At this point I would paraphrase the woman in Paradise Now. This action (accusing Israel of conducting a Holocaust) is so extreme as to become part of Palestinian collective suicide. It infuriates Jews by hurling our national tragedy against us. It cannot help Palestinians among non-Jews who recognize the difference between the defensive actions of Israelis against Palestinian violence, beset to be sure by innocent victims, and the systematic murder of people who did not threaten violence.
The same week brought news that Azmi Beshara had submitted a letter of resignation from the Knesset to the Israeli Embassy in Cairo, and that he is accused of aiding the enemy during the war in Lebanon. We are a long way from an arrest, indictment, and trial. Beshara says that he will not return to Israel in the near future, and extradition is unlikely. However, the accusations are credible on the basis of much that we have seen and heard.
From Israeli Arabs there is both a defense of Beshara (he is persecuted for speaking and acting as an Arab), and anger against him for adding to the friction between Jews and Arabs.

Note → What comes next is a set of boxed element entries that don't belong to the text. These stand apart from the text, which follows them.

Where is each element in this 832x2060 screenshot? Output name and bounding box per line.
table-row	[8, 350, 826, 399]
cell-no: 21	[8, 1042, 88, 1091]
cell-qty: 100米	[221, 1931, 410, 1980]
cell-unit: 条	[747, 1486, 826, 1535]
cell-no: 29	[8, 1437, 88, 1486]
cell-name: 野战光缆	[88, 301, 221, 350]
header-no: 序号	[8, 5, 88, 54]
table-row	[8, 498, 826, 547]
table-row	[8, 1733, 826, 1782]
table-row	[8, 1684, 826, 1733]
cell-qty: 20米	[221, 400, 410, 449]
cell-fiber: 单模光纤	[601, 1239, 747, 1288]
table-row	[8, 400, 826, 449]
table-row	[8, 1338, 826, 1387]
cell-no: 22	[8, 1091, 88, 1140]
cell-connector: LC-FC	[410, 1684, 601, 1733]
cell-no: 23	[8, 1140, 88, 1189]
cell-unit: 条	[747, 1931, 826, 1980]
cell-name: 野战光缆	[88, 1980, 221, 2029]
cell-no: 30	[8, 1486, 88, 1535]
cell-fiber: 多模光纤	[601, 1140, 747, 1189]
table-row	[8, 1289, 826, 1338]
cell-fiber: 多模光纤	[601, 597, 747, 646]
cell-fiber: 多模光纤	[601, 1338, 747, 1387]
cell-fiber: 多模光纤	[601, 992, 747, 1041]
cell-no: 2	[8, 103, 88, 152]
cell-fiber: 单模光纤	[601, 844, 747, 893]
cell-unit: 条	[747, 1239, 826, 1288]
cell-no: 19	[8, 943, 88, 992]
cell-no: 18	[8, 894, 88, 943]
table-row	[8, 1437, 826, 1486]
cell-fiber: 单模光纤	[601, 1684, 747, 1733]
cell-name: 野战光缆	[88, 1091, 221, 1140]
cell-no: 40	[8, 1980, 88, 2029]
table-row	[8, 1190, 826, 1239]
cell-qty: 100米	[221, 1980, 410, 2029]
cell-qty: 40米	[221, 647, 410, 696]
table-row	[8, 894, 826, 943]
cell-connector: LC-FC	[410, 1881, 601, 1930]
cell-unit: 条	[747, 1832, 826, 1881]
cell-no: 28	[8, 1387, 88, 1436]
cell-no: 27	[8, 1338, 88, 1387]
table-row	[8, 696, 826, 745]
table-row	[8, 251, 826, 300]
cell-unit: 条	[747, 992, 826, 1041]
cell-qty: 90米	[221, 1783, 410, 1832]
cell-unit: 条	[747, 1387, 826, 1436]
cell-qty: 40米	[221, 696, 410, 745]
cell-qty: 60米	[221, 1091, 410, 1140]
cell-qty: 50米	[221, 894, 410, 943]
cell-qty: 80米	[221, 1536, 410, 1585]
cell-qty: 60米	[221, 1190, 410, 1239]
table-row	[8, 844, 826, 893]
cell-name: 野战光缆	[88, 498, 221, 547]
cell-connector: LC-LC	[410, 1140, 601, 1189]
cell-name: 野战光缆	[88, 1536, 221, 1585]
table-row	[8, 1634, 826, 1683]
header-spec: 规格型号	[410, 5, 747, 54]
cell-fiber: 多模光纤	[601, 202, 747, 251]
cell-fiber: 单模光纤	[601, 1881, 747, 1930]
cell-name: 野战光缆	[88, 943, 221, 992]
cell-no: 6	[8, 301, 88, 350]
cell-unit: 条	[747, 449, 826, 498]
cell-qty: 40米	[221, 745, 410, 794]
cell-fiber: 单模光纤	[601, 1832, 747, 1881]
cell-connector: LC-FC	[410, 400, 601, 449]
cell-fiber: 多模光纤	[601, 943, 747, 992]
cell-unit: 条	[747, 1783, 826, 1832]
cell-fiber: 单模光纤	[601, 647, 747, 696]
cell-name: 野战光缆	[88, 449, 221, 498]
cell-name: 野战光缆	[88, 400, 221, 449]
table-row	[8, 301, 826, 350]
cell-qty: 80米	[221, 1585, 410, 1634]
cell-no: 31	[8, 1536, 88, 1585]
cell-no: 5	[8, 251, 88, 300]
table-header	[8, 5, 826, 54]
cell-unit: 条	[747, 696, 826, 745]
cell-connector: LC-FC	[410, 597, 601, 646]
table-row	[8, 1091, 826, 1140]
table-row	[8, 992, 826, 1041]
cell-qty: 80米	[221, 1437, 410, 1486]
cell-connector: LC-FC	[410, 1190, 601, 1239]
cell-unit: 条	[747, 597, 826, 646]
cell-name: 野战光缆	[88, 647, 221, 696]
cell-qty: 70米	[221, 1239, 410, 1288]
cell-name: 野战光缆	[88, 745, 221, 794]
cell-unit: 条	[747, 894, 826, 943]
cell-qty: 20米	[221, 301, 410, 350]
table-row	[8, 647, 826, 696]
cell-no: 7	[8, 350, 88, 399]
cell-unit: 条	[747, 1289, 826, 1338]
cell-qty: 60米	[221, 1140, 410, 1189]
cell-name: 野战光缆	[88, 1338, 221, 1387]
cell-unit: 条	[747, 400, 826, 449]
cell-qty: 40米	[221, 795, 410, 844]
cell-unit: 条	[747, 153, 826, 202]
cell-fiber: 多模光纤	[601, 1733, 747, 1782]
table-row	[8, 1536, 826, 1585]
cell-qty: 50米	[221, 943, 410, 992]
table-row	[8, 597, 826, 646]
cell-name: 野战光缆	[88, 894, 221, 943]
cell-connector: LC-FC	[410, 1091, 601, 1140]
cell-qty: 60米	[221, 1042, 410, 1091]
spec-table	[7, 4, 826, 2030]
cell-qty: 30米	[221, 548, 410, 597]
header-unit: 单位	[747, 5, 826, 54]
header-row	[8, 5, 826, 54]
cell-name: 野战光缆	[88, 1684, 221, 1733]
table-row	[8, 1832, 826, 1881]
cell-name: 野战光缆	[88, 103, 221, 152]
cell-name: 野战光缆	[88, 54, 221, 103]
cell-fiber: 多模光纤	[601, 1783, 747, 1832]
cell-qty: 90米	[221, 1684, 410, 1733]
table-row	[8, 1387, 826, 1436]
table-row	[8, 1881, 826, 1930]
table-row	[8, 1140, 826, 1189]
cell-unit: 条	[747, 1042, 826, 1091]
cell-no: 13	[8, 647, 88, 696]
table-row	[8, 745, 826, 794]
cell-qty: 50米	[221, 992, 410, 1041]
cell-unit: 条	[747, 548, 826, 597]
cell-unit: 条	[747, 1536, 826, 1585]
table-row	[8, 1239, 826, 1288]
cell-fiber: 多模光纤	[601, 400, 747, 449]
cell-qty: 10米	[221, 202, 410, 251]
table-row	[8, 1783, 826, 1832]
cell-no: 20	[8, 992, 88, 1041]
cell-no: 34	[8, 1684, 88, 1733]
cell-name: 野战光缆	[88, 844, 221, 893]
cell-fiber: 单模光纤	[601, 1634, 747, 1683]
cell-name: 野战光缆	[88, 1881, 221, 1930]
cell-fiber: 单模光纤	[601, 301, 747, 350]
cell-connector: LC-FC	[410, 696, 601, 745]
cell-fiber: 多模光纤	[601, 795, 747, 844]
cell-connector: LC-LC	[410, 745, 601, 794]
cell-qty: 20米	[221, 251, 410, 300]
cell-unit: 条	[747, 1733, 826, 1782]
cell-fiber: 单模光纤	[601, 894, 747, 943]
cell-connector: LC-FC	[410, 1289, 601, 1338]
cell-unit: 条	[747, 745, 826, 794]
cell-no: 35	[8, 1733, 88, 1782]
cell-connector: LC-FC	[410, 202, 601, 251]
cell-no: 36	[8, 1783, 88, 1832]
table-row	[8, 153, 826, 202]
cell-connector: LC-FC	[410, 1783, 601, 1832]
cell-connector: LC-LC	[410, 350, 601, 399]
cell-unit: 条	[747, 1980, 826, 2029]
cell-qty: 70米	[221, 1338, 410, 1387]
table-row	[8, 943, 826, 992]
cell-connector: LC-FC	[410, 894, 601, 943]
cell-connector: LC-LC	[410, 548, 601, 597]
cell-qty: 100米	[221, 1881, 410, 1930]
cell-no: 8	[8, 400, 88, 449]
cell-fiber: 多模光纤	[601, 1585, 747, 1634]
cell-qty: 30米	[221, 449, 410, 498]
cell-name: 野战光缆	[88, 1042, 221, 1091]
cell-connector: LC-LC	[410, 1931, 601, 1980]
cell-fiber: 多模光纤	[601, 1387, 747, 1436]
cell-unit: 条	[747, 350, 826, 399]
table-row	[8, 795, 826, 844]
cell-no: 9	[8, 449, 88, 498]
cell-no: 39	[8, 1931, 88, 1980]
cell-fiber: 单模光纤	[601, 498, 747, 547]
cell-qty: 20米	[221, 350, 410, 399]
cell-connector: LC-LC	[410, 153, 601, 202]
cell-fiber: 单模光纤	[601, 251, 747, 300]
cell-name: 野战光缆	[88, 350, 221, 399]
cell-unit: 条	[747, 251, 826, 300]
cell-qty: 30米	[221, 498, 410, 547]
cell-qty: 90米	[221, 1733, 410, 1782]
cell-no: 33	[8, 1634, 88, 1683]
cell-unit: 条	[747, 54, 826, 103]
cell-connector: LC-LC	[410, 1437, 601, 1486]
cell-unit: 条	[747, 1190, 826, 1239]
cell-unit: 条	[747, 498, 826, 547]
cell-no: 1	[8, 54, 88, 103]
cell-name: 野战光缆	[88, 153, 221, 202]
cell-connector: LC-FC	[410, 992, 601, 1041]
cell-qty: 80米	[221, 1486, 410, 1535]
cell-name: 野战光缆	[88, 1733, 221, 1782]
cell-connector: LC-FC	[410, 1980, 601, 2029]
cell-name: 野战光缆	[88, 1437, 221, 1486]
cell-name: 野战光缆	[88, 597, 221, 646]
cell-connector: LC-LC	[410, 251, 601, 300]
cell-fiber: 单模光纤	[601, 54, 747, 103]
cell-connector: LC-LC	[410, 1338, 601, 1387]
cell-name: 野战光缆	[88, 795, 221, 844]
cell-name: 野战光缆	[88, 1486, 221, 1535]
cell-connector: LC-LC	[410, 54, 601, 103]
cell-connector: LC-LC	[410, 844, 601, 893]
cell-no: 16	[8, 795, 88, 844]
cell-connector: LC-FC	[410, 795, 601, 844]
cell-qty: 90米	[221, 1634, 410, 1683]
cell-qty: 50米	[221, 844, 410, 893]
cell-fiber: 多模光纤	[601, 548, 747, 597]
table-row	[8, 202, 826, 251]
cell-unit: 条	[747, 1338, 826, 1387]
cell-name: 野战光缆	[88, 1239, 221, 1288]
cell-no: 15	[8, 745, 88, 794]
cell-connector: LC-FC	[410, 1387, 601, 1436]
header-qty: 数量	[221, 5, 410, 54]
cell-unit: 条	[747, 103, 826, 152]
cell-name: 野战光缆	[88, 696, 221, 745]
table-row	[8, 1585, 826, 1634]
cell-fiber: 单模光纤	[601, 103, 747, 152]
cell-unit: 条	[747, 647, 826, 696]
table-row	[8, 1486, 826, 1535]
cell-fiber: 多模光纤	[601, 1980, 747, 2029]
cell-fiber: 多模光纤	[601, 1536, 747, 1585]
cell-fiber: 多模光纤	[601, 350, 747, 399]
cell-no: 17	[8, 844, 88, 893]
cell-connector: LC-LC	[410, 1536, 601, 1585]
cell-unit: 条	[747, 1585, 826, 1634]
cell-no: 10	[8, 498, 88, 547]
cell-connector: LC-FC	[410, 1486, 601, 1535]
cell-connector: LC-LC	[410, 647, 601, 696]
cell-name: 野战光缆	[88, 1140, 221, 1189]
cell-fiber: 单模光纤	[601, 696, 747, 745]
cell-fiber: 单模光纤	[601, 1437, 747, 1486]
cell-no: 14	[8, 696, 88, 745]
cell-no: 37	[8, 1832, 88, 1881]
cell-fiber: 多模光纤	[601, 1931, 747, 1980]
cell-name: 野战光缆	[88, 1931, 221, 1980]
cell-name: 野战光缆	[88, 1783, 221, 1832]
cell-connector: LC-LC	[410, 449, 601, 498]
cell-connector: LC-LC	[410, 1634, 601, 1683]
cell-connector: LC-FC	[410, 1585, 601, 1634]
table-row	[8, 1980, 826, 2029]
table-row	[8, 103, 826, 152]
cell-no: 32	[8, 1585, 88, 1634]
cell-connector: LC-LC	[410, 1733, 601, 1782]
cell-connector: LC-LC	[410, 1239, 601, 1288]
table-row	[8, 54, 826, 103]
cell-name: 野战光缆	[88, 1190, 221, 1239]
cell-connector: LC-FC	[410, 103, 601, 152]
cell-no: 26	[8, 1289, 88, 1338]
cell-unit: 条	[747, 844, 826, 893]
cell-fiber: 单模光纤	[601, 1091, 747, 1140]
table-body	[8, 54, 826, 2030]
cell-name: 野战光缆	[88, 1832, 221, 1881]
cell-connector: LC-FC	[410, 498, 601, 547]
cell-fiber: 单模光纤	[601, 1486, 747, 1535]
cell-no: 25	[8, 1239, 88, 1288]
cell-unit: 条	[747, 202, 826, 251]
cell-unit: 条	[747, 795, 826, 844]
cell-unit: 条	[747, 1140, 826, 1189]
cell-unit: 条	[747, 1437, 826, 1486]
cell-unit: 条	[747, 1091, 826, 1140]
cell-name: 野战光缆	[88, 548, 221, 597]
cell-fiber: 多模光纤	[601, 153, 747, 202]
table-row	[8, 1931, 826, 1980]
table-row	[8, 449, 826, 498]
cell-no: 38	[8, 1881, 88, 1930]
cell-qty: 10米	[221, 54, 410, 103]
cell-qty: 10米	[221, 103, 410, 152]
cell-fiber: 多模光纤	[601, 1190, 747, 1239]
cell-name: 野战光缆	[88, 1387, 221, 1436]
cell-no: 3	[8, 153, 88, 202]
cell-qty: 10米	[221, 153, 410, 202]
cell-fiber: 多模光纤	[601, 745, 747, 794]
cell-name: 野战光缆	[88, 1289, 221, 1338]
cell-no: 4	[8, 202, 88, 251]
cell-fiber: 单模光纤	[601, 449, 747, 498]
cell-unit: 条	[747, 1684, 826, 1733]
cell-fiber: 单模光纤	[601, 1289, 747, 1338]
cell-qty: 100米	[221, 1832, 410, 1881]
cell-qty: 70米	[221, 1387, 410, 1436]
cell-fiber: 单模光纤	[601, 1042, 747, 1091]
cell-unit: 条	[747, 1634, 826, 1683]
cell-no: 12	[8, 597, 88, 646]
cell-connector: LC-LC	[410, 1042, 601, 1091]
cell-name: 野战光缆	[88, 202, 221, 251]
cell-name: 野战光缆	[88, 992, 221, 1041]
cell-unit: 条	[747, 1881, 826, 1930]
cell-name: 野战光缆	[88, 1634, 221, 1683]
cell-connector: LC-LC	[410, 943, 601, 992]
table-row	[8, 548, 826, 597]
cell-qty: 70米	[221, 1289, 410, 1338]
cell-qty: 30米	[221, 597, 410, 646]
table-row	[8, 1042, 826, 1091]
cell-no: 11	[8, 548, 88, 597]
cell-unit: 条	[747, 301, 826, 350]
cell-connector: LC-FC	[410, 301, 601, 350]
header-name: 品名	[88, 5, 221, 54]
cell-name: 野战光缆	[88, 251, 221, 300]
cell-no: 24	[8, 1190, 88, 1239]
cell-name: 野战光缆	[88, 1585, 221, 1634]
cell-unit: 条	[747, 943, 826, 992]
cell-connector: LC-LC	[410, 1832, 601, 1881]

The ambivalence is part of the Israeli Arab condition. Beshara is an articulate spokesman of Arab and Palestinian demands, but is so extreme as to make it difficult for Arab politicians or citizens who want to get on with their lives and improve their opportunities.
We have seen ambivalence on other occasions. During the war in Lebanon, when Arab communities suffered damage and death from Hezbollah rockets, the residents expressed anger against the Lebanese for hurting them, and the Israelis for not protecting them. Some of them also cheered when rockets fell on Jewish communities.
It is not for an Israeli Jew to tell his neighbors how to do their public relations and their politics. Anything we say is likely to be tainted and discarded. Someone else must tell them that there must be a better way, but will anyone hear such a Gentile amidst many others who are telling them, "Right on?"